There’s plenty of room.

“Looking for a place to get away from the rigors of congested growth. Well look no further, you’ve come to the right place. The Town of Hastings offers residential, commercial and industrial development opportunities and no impact fees,” reads website copy.

“Also, the town offers a state of the art Reverse Osmosis water plant, with the capabilities to expand. If you are searching for that small town charm, look no further. Come be a part of our unique community, “a community …. small in stature, but, big at heart’.”

Big at heart, yet shrinking in ad valorem base, and teetering on the verge of financial failure.
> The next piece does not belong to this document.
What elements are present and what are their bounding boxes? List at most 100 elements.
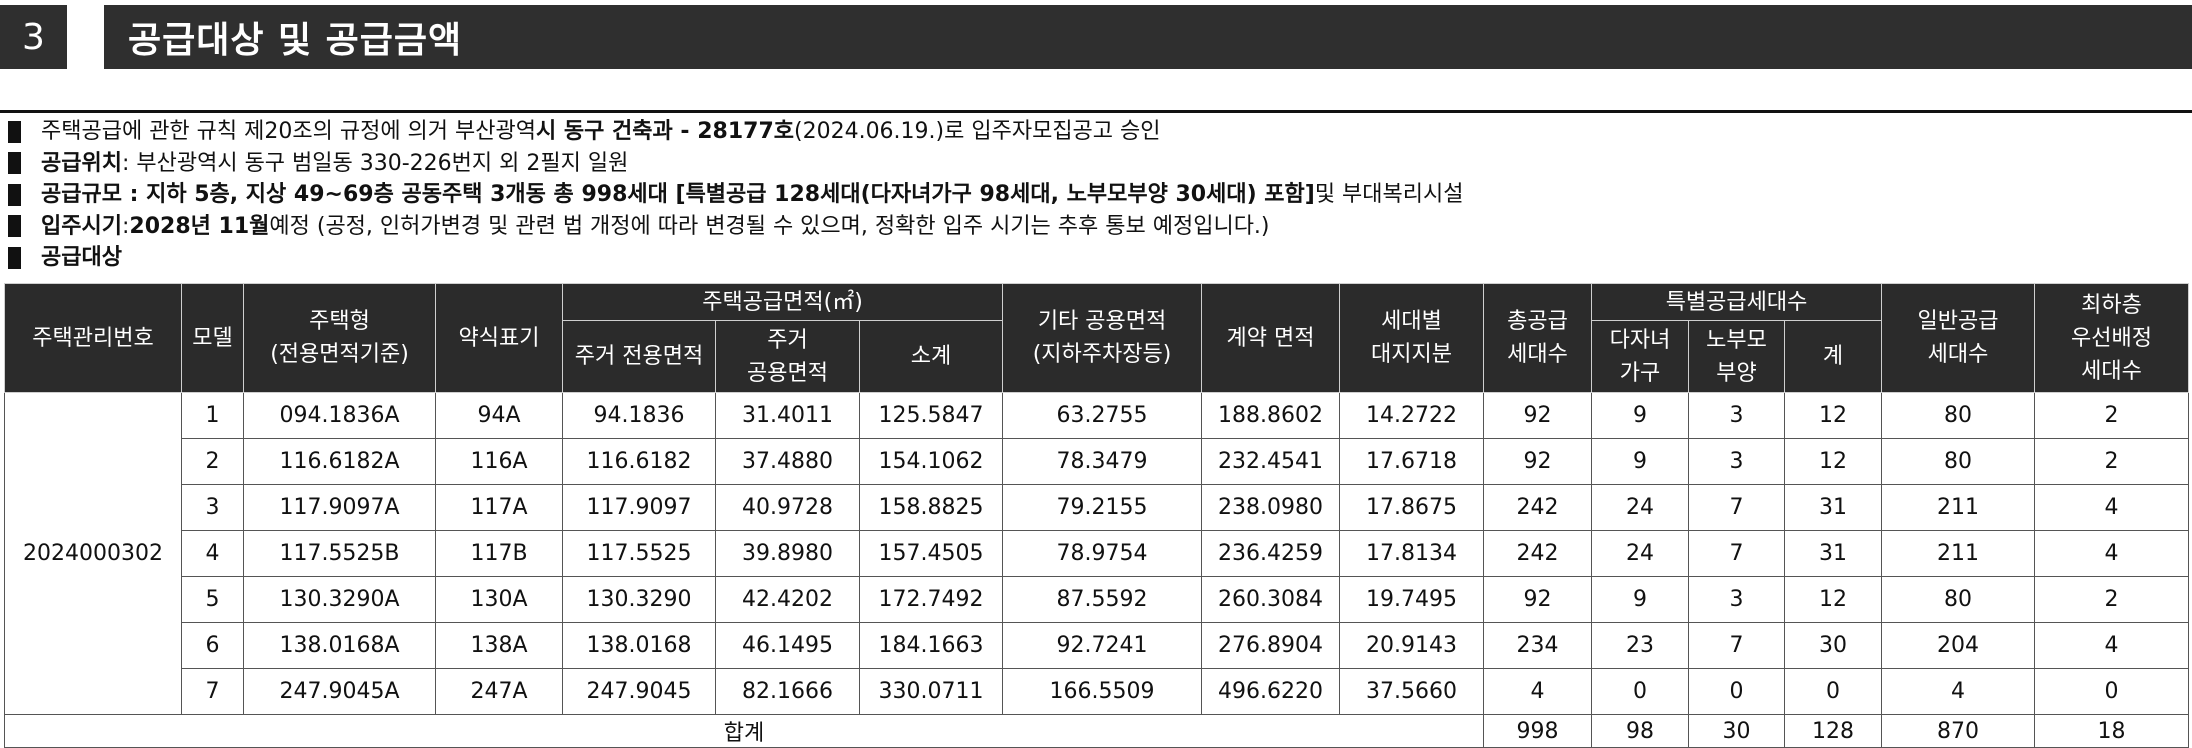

“I think many of us believe that ultimately the town will fail financially,” St. Johns’ county administrator told the St Augustine Record.

Voters likely will liquidate the structure next month.

There are benefits, such as cheaper city water and other services from the county and from the city, per Historic City News.

But mostly, as a very evocative piece from the Florida Times-Union laid out, its time has passed: “In Hastings’ heyday, potatoes and cabbages flooded in from surrounding farms to be processed, packed and shipped by rail or truck across the country. Businesses lined busy Main Street. The Dixie Highway, the main north-south route from Michigan to Miami, came through town in 1916, paved with bricks and busy with vacationers. Those days are gone.”

In November, Hastings will vote on dissolving as a town and revoking its charter. But its debt won’t be so easily dissolved.

Among monies owed: $237,000 to FDOT, $639,400 in water and sewer Revenue Bond debt, and $72,757 listed in the Ordinance as “Building Maintenance and Improvement Loan.”

Almost $950,000, all told, that the county doesn’t want to be on the hook for.

“Should Hastings voters approve dissolution in November 2017, St. Johns County will assume responsibility for providing programs and services to Hastings residents and will acquire the Town’s debts and obligations in accordance with Statute,” asserts the county in its legislative action plan.

“In consideration of the unique circumstances inherent in dissolution of a Town and the obligations and additional costs St. Johns County would incur as a result of the dissolution, the County respectfully requests consideration of all or partial forgiveness of the debt owed by the Town of Hastings should dissolution occur.”

Though there are bigger ticket items on the agenda, municipal dissolution may be the most interesting — after all, it is rare. Though it is not unprecedented.

In St. Johns County, “New Augustine” was annexed into St. Augustine almost a century ago. Up U.S. 1 just a bit, South Jacksonville was annexed into Jacksonville — a trend in Duval, even before its city/county consolidation, with Murray Hill and LaVilla likewise having been annexed.

But in the case of Hastings, which doesn’t abut a major population center, annexation isn’t the path.

Dissolution may be.

Rep. Cyndi Stevenson addressed the matter in comments Thursday.

“If Hastings votes to combine with the County, it will likely benefit the city residents and businesses because the county will be a more efficient provider of services.  The County will likely incur some costs to improve water infrastructure. The County is already providing some services to unincorporated areas near Hastings, so there are some efficiencies that can be recognized,” Stevenson asserted.

Stevenson does not expect material benefit to St. Johns County itself.

“There isn’t much tax base out there.  Financially, I don’t see much upside for the county,” Stevenson asserted, “but this is what counties do. They serve the people who live there.”

Stevenson also values the Hastings legacy, urging citizens to “maintain their wonderful history and their place name.”

“This is an example of a community that was left behind in many ways with changing modes of transportation.  I hope the rail trail efforts we’ve worked on for years will be helpful in the future prosperity of this area of SJC,” Stevenson added.